Failure is in the air and let’s admit that it feels well, un-American.
We have always been told that failure is not an option. Yet we do fail and sometimes we fail in spectacular fashion – just take a look at what’s going on right now on Wall Street.
A new book, “BILLION DOLLAR LESSONS: What You Can Learn from the Most Inexcusable Business Failures of the Last 25 Years” couldn’t have come at a better time.
I recently exchanged emails with the authors Paul B. Carroll and Chunka Mui about their book:
B.O.B.: Failure is on everyone's mind right now - but you were interested in failure before all of this bad news - why did you want to focus on failure - which seems so "un-American" rather than success?
Actually, we became interested in failure because businesses had such a run of success. We worried that, under pressure to find growth and continue that success, executives might make rash choices and end up failing. We wanted to explore history to try to warn people off the mistakes they might be tempted to make.
B.O.B.: Do you see cases of history repeating itself right now - current companies that are making the same mistakes of those listed/researched in your book?
Absolutely. Bank of America's agreement to purchase Merrill Lynch fits numerous failure patterns. B of A seems to be focusing on the benefits while glossing over the potentially enormous additional problems that may come with Merrill's real-estate investments. B of A seems to be assuming that it can manage a brokerage business, an investment bank and a risky investment portfolio even though it has no expertise in any of those businesses--and actually got out of investment banking in the last year or so because it found the business perplexing. B of A's mistakes mimic those that Conseco made when it bought Green Tree Financial, then went into bankruptcy proceedings.
B.O.B.: Not many success stories in the news today - does that mean that businesses are getting worse at learning from the past?

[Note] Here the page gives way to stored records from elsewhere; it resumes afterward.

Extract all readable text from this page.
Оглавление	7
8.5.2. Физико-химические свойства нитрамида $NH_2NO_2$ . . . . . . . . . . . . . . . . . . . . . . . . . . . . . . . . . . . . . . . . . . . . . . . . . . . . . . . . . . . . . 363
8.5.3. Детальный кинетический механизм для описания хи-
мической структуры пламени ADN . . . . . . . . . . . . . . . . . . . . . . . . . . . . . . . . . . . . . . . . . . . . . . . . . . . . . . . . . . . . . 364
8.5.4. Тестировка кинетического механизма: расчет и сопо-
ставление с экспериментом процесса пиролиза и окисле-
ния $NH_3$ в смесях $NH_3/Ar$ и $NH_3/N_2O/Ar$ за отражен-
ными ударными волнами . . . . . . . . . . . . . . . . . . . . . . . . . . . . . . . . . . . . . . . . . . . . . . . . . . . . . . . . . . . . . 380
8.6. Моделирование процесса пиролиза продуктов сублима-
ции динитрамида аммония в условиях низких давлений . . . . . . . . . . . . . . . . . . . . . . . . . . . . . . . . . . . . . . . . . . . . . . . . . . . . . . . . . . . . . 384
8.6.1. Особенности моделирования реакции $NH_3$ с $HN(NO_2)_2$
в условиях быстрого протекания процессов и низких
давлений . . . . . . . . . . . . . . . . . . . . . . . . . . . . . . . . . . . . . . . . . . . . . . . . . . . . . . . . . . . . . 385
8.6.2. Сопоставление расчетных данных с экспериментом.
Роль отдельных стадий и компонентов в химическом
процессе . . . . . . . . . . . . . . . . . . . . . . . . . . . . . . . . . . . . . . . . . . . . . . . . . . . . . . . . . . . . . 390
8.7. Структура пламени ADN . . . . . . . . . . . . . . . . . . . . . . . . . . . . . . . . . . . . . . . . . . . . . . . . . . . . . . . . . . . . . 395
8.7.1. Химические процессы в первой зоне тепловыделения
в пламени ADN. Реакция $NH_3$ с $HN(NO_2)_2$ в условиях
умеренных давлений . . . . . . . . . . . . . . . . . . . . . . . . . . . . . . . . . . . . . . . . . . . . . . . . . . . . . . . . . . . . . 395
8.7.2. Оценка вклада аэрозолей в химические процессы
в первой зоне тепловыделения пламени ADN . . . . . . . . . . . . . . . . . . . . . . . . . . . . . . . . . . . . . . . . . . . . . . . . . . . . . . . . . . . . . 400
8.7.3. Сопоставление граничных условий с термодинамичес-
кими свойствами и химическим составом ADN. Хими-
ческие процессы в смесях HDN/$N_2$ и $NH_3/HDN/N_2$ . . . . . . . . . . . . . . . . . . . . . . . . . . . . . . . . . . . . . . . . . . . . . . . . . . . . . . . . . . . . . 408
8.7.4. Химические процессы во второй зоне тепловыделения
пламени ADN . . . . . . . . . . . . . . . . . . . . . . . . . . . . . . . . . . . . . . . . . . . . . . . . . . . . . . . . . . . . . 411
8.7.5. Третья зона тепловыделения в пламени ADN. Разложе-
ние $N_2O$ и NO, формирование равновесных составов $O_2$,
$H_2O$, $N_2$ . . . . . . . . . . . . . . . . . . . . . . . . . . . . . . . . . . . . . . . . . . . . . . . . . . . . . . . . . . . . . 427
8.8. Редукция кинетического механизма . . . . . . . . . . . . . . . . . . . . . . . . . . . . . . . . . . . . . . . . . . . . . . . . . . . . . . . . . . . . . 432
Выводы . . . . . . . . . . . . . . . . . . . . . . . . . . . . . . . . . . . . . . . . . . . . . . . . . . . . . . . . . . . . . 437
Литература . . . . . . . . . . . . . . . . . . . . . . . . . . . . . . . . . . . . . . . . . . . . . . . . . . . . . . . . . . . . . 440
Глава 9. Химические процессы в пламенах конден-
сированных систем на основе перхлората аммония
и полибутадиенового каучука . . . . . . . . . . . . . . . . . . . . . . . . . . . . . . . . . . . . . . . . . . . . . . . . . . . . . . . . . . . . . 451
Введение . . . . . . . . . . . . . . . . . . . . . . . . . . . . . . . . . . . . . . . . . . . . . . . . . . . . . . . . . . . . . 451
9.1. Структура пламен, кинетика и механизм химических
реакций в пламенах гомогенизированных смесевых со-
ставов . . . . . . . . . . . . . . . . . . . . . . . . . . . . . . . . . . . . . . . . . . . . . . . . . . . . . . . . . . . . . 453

No, businesses don't seem to be getting worse. The problem is they're not getting better, even though many of the mistakes that are coming to light have been made before and could have been identified ahead of time as bad ideas. Green Tree Financial was a well-known failure a decade ago, yet the subprime lenders repeated the mistakes. Long Term Capital Management's collapse drew all kinds of attention around the same time, yet Merrill Lynch, AIG and others that bought and held mortgage securities repeated LTCM's errors. Let's at least make new mistakes.
B.O.B.: Isn't it against our very nature to think about failure - aren't we supposed to be emulating the successful companies - not those who have failed?
Yes, humans aren't inclined to think about failure, and that's the problem. It isn't enough just to look at success stories. That would be like talking to the winners at a roulette table and assuming that following their strategies will let you win, too. You have to understand the failures to get a full picture.
B.O.B.: Looking ahead - do you think this tidal wave of failure will truly educate and enlighten our business leaders?
Most lessons won't stick, especially in the heat of the moment. That's why we recommend process and culture change mechanisms that might well stick. The smartest companies and managers will instill those mechanisms now, at a teachable moment, so that they won't fail to remember those lessons later, in the heat of the moment.